The rewarding effects of ketamine were postulated to involve dopaminergic neural tracts modulated by nicotinic, sigma, or opioid receptor mechanisms. In support of the hypothesized involvement of dopamine, an increase in extracellular dopamine was detected in the nucleus accumbens using electrochemical chronoamperometry following intravenous ketamine self-administration. When rats were permitted unlimited access to ketamine via self-administration, a greater concentration of dopamine, was detected in the nucleus accumbens; than was detected when self-administration was limited. In a subsequent set of experiments, the effects of agonists or antagonists of dopaminergic nicotinic, sigma, or opioid receptors were examined for their effect on ketamine self-administration. Decreases in the rate of self-administration following treatment were interpreted to represent an increase in rewarding effect, whereas increases in self-administration were interpreted as a decrease in rewarding effect. The rate of self-administration was diminished when the sigma antagonist, BMS 181-100, was administered intraperitoneally prior to ketamine self-administration sessions, but intravenous BMS 181-100 would not substitute for ketamine in the self-administration design. A decrease in the rate of ketamine self-administration occurred following intraperitoneal (i.p.) administration of: ketamine, SCH23390 (a D1 receptor antagonist), naloxonazine (a mu opioid receptor antagonist), and mecamylamine, a central nicotinic acetylcholine receptor antagonist. An increase in the rate of ketamine self-administration followed nicotine and dihydrexidine (a D1 receptor agonist) intraperitoneal injection.
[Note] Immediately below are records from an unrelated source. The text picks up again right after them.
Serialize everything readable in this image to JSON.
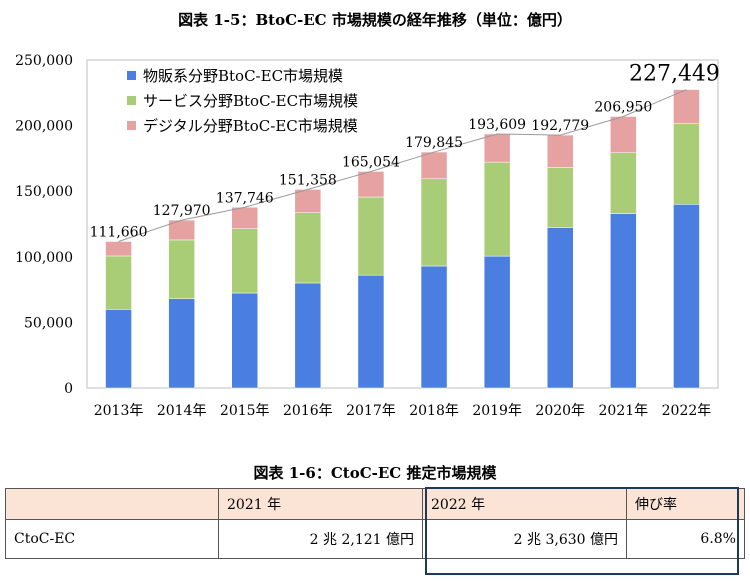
{
  "chart_title": "図表 1-5：BtoC-EC 市場規模の経年推移（単位：億円）",
  "chart_data": {
    "type": "bar",
    "stacked": true,
    "title": "図表 1-5：BtoC-EC 市場規模の経年推移（単位：億円）",
    "xlabel": "",
    "ylabel": "",
    "ylim": [
      0,
      250000
    ],
    "yticks": [
      "0",
      "50,000",
      "100,000",
      "150,000",
      "200,000",
      "250,000"
    ],
    "legend_position": "top-left",
    "categories": [
      "2013年",
      "2014年",
      "2015年",
      "2016年",
      "2017年",
      "2018年",
      "2019年",
      "2020年",
      "2021年",
      "2022年"
    ],
    "series": [
      {
        "name": "物販系分野BtoC-EC市場規模",
        "color": "#4a7ee0",
        "values": [
          59931,
          68043,
          72398,
          80043,
          86008,
          92992,
          100515,
          122333,
          132865,
          139997
        ]
      },
      {
        "name": "サービス分野BtoC-EC市場規模",
        "color": "#a9cc76",
        "values": [
          40712,
          44816,
          49014,
          53532,
          59568,
          66471,
          71672,
          45832,
          46424,
          61477
        ]
      },
      {
        "name": "デジタル分野BtoC-EC市場規模",
        "color": "#e6a1a1",
        "values": [
          11017,
          15111,
          16334,
          17783,
          19478,
          20382,
          21422,
          24614,
          27661,
          25975
        ]
      }
    ],
    "totals": [
      111660,
      127970,
      137746,
      151358,
      165054,
      179845,
      193609,
      192779,
      206950,
      227449
    ],
    "total_labels": [
      "111,660",
      "127,970",
      "137,746",
      "151,358",
      "165,054",
      "179,845",
      "193,609",
      "192,779",
      "206,950",
      "227,449"
    ]
  },
  "table": {
    "title": "図表 1-6：CtoC-EC 推定市場規模",
    "headers": [
      "",
      "2021 年",
      "2022 年",
      "伸び率"
    ],
    "rows": [
      {
        "label": "CtoC-EC",
        "v2021": "2 兆 2,121 億円",
        "v2022": "2 兆 3,630 億円",
        "growth": "6.8%"
      }
    ]
  }
}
In previous studies, published in the literature, SCH23390 increased the rate of self-administration of amphetamines and cocaine, indicating a competitive effect on drug reward. However, the current studies indicate that the rewarding effects of ketamine were facilitated by SCH23390. The results are consistent with the hypothesis that the rewarding effects of ketamine are mediated through dopaminergic neural pathways. The rewarding effects of ketamine may be modulated, in an inhibitory fashion, via sigma receptors, presynaptic D1 receptors, nicotinic acetylcholine receptors, and/or mu opioid receptors. Ligands at nicotinic acetylcholine and dopamine receptors yielded effects opposite to that hypothesized based on their ability to modulate the rewarding effects of other abused chemicals.